Drew Keller

Staff Writer

A Faculty Senate committee is studying the school’s policy of awarding course credit for high scores on most Advanced Placement and International Baccalaureate exams amid concerns that such credits give some students an unfair advantage and a less comprehensive college education.

University Committee on the Undergraduate Curriculum Chair Susan McIntosh presented an analysis of the committee’s current policy on Pre-Matriculation Credits at the Nov. 12 Faculty Senate meeting. McIntosh said many other universities have reduced the amount of AP and other exam credit they grant in recent years.

“We wanted to just examine, to see the kind of effect of these credits and our policies, which are quite liberal,” McIntosh, a professor of anthropology, said.

According to McIntosh, the committee found that students with more exam credit hours spent significantly less time at Rice, based on data from students who matriculated in 2006, 2007 and 2008.
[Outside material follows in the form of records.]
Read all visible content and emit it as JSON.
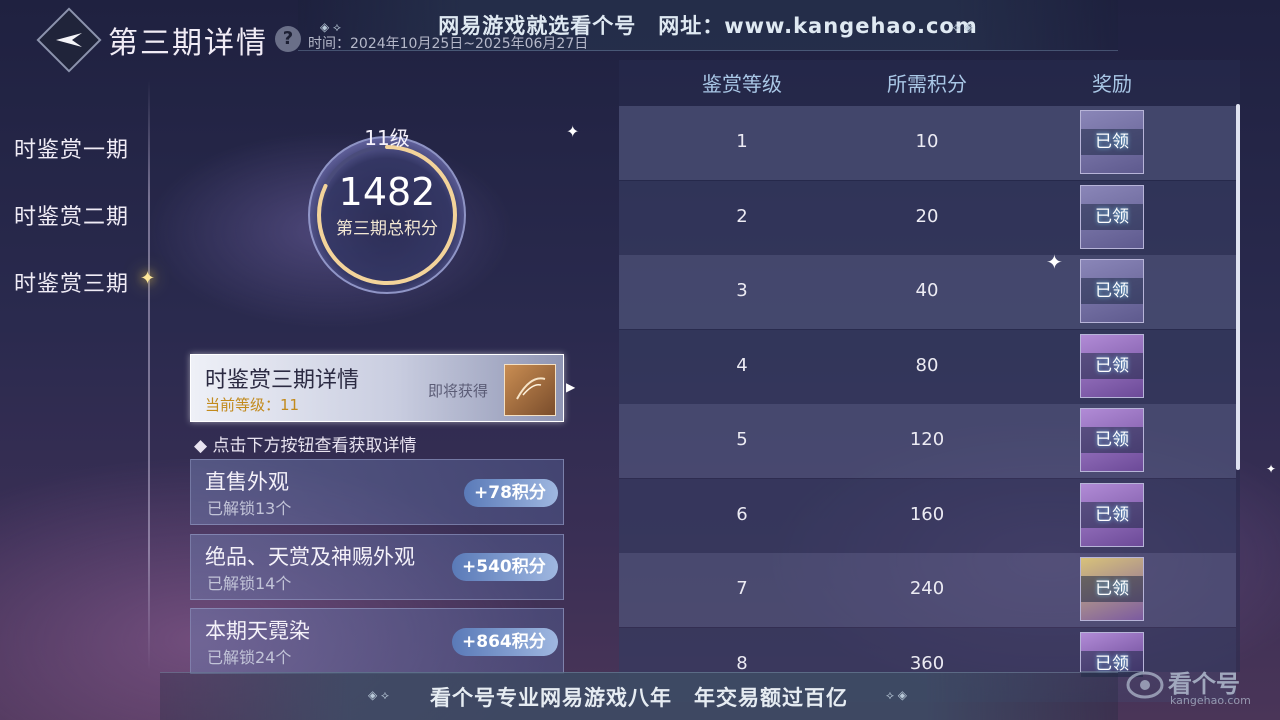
{
  "banner": {
    "top_text": "网易游戏就选看个号　网址：www.kangehao.com",
    "bottom_text": "看个号专业网易游戏八年　年交易额过百亿"
  },
  "header": {
    "title": "第三期详情",
    "help_symbol": "?",
    "time": "时间：2024年10月25日~2025年06月27日"
  },
  "sidebar": {
    "items": [
      {
        "label": "时鉴赏一期"
      },
      {
        "label": "时鉴赏二期"
      },
      {
        "label": "时鉴赏三期"
      }
    ],
    "active_index": 2
  },
  "score": {
    "level": "11级",
    "total": "1482",
    "caption": "第三期总积分",
    "ring_progress": 0.82
  },
  "detail": {
    "title": "时鉴赏三期详情",
    "current_level": "当前等级：11",
    "coming_soon": "即将获得"
  },
  "hint": "◆ 点击下方按钮查看获取详情",
  "sources": [
    {
      "title": "直售外观",
      "unlocked": "已解锁13个",
      "points": "+78积分"
    },
    {
      "title": "绝品、天赏及神赐外观",
      "unlocked": "已解锁14个",
      "points": "+540积分"
    },
    {
      "title": "本期天霓染",
      "unlocked": "已解锁24个",
      "points": "+864积分"
    }
  ],
  "table": {
    "headers": [
      "鉴赏等级",
      "所需积分",
      "奖励"
    ],
    "rows": [
      {
        "level": "1",
        "points": "10",
        "status": "已领",
        "style": "plain"
      },
      {
        "level": "2",
        "points": "20",
        "status": "已领",
        "style": "plain"
      },
      {
        "level": "3",
        "points": "40",
        "status": "已领",
        "style": "plain"
      },
      {
        "level": "4",
        "points": "80",
        "status": "已领",
        "style": "purple"
      },
      {
        "level": "5",
        "points": "120",
        "status": "已领",
        "style": "purple"
      },
      {
        "level": "6",
        "points": "160",
        "status": "已领",
        "style": "purple"
      },
      {
        "level": "7",
        "points": "240",
        "status": "已领",
        "style": "gold"
      },
      {
        "level": "8",
        "points": "360",
        "status": "已领",
        "style": "purple"
      }
    ]
  },
  "watermark": {
    "name": "看个号",
    "site": "kangehao.com"
  },
  "colors": {
    "accent_gold": "#ffd84a",
    "header_blue": "#a9c7e6",
    "points_pill": "#5a7ab8"
  }
}
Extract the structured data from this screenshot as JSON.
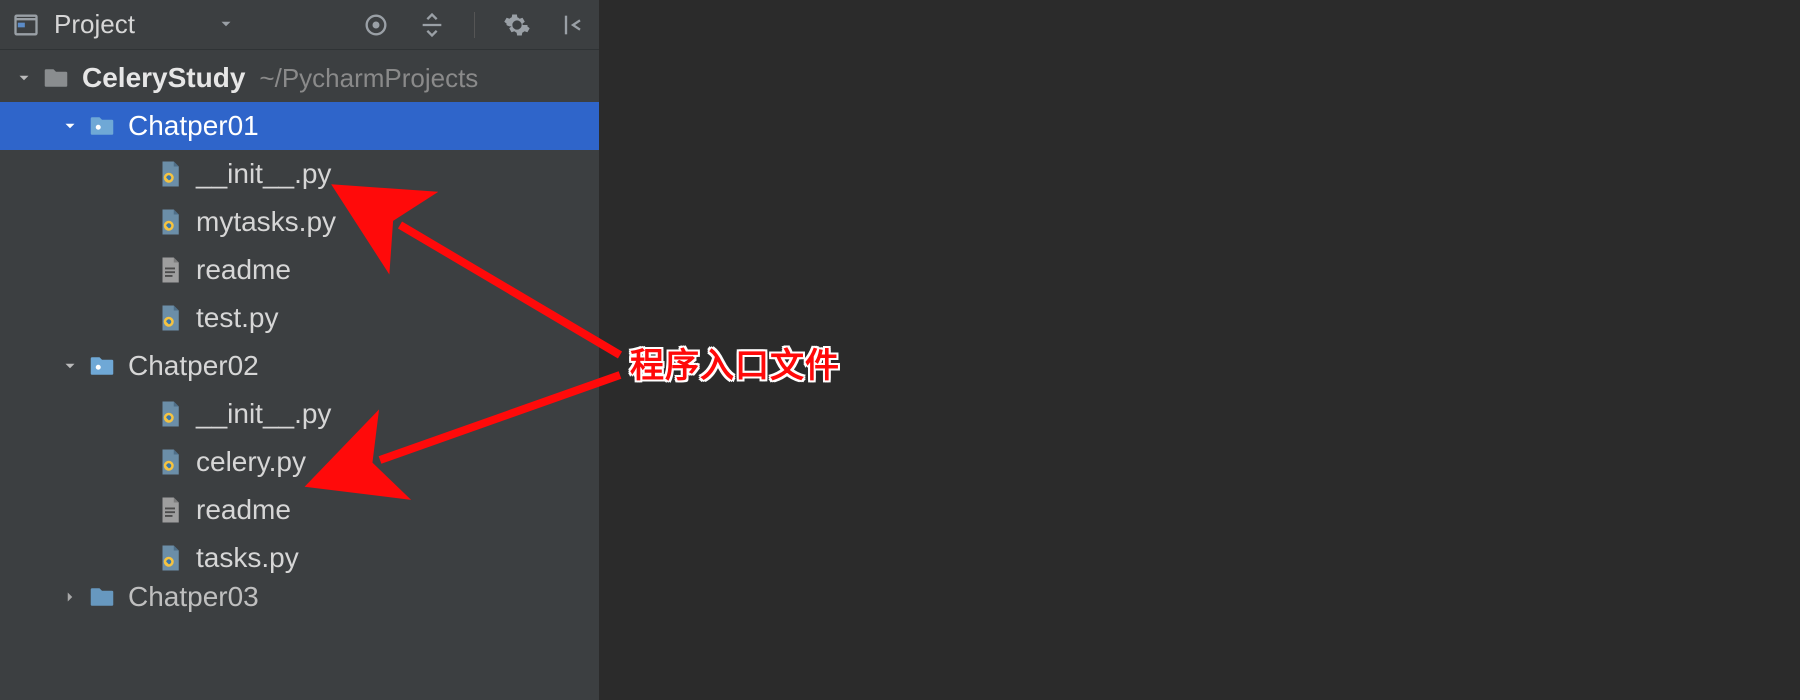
{
  "toolbar": {
    "title": "Project"
  },
  "tree": {
    "root": {
      "name": "CeleryStudy",
      "path": "~/PycharmProjects"
    },
    "chapter01": {
      "name": "Chatper01",
      "files": {
        "init": "__init__.py",
        "mytasks": "mytasks.py",
        "readme": "readme",
        "test": "test.py"
      }
    },
    "chapter02": {
      "name": "Chatper02",
      "files": {
        "init": "__init__.py",
        "celery": "celery.py",
        "readme": "readme",
        "tasks": "tasks.py"
      }
    },
    "chapter03": {
      "name": "Chatper03"
    }
  },
  "annotation": "程序入口文件"
}
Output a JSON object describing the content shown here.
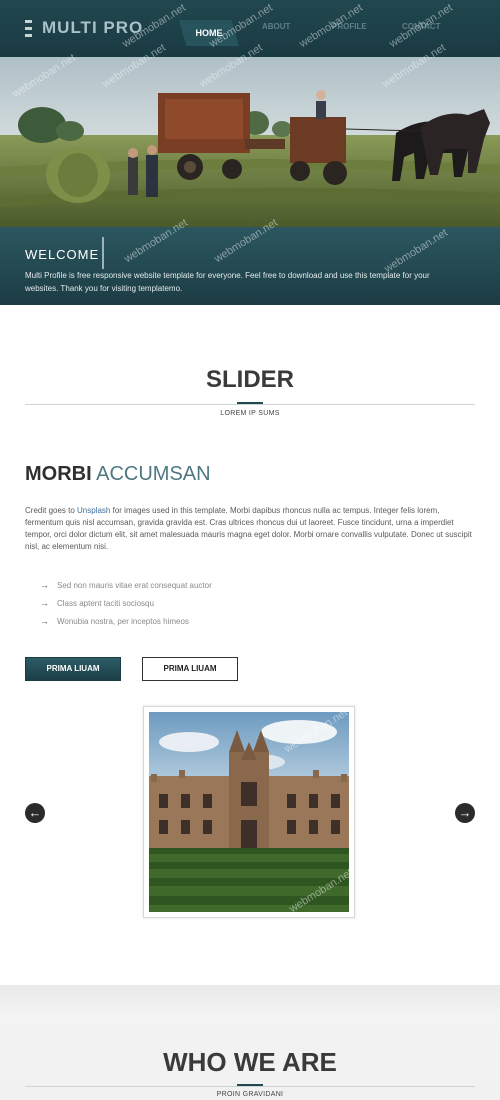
{
  "header": {
    "brand": "MULTI PRO",
    "nav": [
      {
        "label": "HOME"
      },
      {
        "label": "ABOUT"
      },
      {
        "label": "PROFILE"
      },
      {
        "label": "CONTACT"
      }
    ]
  },
  "hero": {
    "image": "farm-horses-baler-photo",
    "welcome_title": "WELCOME",
    "welcome_text": "Multi Profile is free responsive website template for everyone. Feel free to download and use this template for your websites. Thank you for visiting templatemo."
  },
  "slider_section": {
    "title": "SLIDER",
    "subtitle": "LOREM IP SUMS"
  },
  "morbi": {
    "title_strong": "MORBI",
    "title_accent": "ACCUMSAN",
    "para_prefix": "Credit goes to ",
    "para_link": "Unsplash",
    "para_rest": " for images used in this template. Morbi dapibus rhoncus nulla ac tempus. Integer felis lorem, fermentum quis nisl accumsan, gravida gravida est. Cras ultrices rhoncus dui ut laoreet. Fusce tincidunt, urna a imperdiet tempor, orci dolor dictum elit, sit amet malesuada mauris magna eget dolor. Morbi ornare convallis vulputate. Donec ut suscipit nisl, ac elementum nisi.",
    "bullets": [
      "Sed non mauris vitae erat consequat auctor",
      "Class aptent taciti sociosqu",
      "Wonubia nostra, per inceptos himeos"
    ],
    "button_primary": "PRIMA LIUAM",
    "button_secondary": "PRIMA LIUAM"
  },
  "slider": {
    "image": "college-building-photo",
    "prev_icon": "arrow-left-circle-icon",
    "next_icon": "arrow-right-circle-icon"
  },
  "who_section": {
    "title": "WHO WE ARE",
    "subtitle": "PROIN GRAVIDANI"
  },
  "watermark": "webmoban.net",
  "colors": {
    "primary": "#1f444c",
    "accent": "#4e7880",
    "link": "#3c6f9c"
  }
}
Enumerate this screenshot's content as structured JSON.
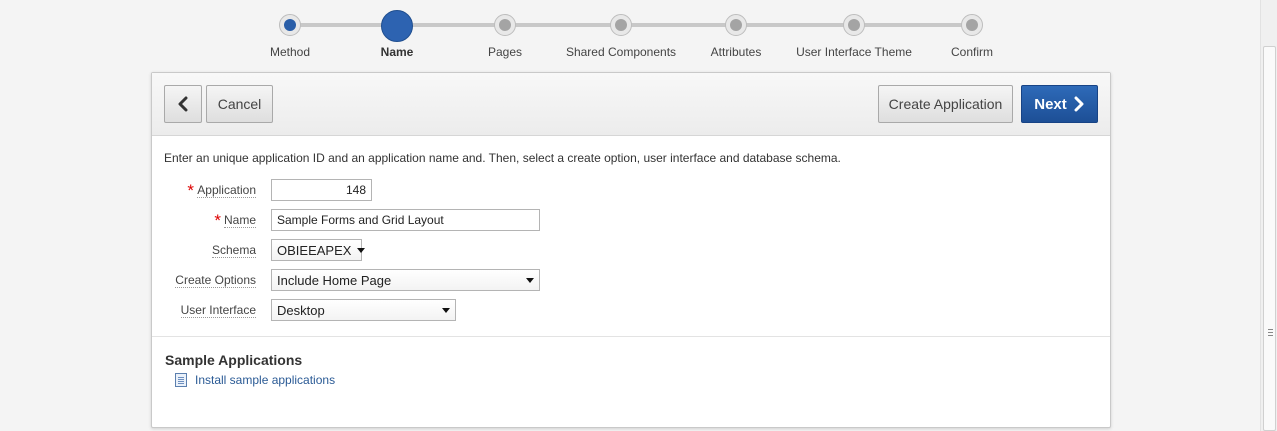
{
  "wizard": {
    "steps": [
      {
        "label": "Method",
        "state": "done"
      },
      {
        "label": "Name",
        "state": "current"
      },
      {
        "label": "Pages",
        "state": "todo"
      },
      {
        "label": "Shared Components",
        "state": "todo"
      },
      {
        "label": "Attributes",
        "state": "todo"
      },
      {
        "label": "User Interface Theme",
        "state": "todo"
      },
      {
        "label": "Confirm",
        "state": "todo"
      }
    ]
  },
  "toolbar": {
    "back_icon": "chevron-left-icon",
    "cancel_label": "Cancel",
    "create_label": "Create Application",
    "next_label": "Next",
    "next_icon": "chevron-right-icon"
  },
  "intro": "Enter an unique application ID and an application name and. Then, select a create option, user interface and database schema.",
  "form": {
    "application": {
      "label": "Application",
      "required": true,
      "value": "148"
    },
    "name": {
      "label": "Name",
      "required": true,
      "value": "Sample Forms and Grid Layout"
    },
    "schema": {
      "label": "Schema",
      "value": "OBIEEAPEX"
    },
    "create_options": {
      "label": "Create Options",
      "value": "Include Home Page"
    },
    "user_interface": {
      "label": "User Interface",
      "value": "Desktop"
    }
  },
  "sample": {
    "title": "Sample Applications",
    "link_label": "Install sample applications",
    "link_icon": "document-icon"
  },
  "colors": {
    "accent": "#2d63b1",
    "required": "#dd0000",
    "link": "#2a5a95"
  }
}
“Students who are coming in with less than 20 to 30 credit hours are, in general, taking more than eight semesters to graduate,” McIntosh said. “[Students] who are coming in with over 30 are taking between 7.5 and eight semesters to graduate. What we take from this is that it’s a disadvantage for students to come in without many credit hours that their majors require.”

Additionally, the committee’s data showed a clear correlation between exam credits and GPA, with more exam credits corresponding to a higher GPA. Michael Wolf, the faculty director of the Rice Emerging Scholars Program, said students without many exam credits might not be as prepared as their peers for college academics.

“There happens to be a very high correlation between not very many AP courses and decently crummy high schools,” Wolf, a professor of mathematics, said. “So it’s not just how many college credits you come in with; it also correlates to their general preparation to do Rice work.”

Wolf also said international students have less access to AP courses, though IB and several other programs offer comparable credit. However, according to President David Leebron, access to college-comparable courses in high school does not affect admission to Rice.

“We judge applicants by the level of courses they take relative to what is offered at their school,” Leebron said. “Students who attend a school that offers honors credit, and who choose not to take those courses, ... are heavily disadvantaged in the application … They can get straight As and we don’t treat that as a straight-A student.”

At the Faculty Senate meeting, several faculty members expressed support for reducing the extent to which AP credit is applied, including Gerald Dickens, a professor of earth science. 

“There should be a minimum threshold of what a student has to experience in college, has to experience in classes,” Dickens said. “There should be a minimum threshold of distribution.” 

Dickens said he was concerned with students’ ability to get a Rice degree with a relatively small number of actual college classes and students using exam credits for distribution and never taking classes outside of their major. 

“I think the argument that students are taking too many classes is false,” Dickens said. “It’s students taking [fewer] and using AP credits, consistently.”

However, the data presented by McIntosh showed the number of credits students earn at Rice generally is not affected by the number of pre-matriculation credits, at least for the large majority of students matriculating with fewer than 60 exam credits. The mean number of Rice credits earned by graduation increased slightly from 116.7 to 119 between 2006 and 2008.

“We didn’t see any trend [with regards to pre-matriculation credits] there,” McIntosh said. “[Exam credits] allow students to experiment with more majors in different types of schools.”

Michael Diehl, a professor of bioengineering and chemistry, also disagreed with the argument that students use exam credits to reduce the number of courses they take at Rice.

“It’s my impression that it could be quite the opposite,” Diehl said. “I’ve had a number of students come through my laboratory who want to do research but don’t have the time … They’re loading up on credits, not getting out of them. I think there’s a tendency in the undergraduate populace to take too many courses.”

According to Wolf, the workload required by many majors, especially in natural sciences and engineering, is difficult for students to handle without pre-matriculation credit. Wolf questioned whether it was plausible to graduate with majors such as bioengineering without exam credit. Adrian Perez, a Brown College freshman, also said test credit could provide a valuable advantage.

“It’s helpful to have a head start with AP credits, especially for engineering,” Perez said. “I think [the credit system] is fine how it is right now, but if they were to change something it would only be for specific majors … Like a chemistry major wouldn’t be able to use AP Chem, but any other major would be. I know [General] Chemistry is way harder than AP Chem.”

Cody VanZandt, a sophomore computer science major, said his lack of AP credit has set him back in his major. VanZandt’s high school did not offer AP classes for him to take.

“I know for sure it’s put me definitely behind the ball on my Comp Sci degree, especially switching into Comp Sci sophomore year,” VanZandt, a member of Brown College, said. “At this point, I’m going to have to take classes outside of Rice. Especially if you decide to change your major, it makes a serious difference.”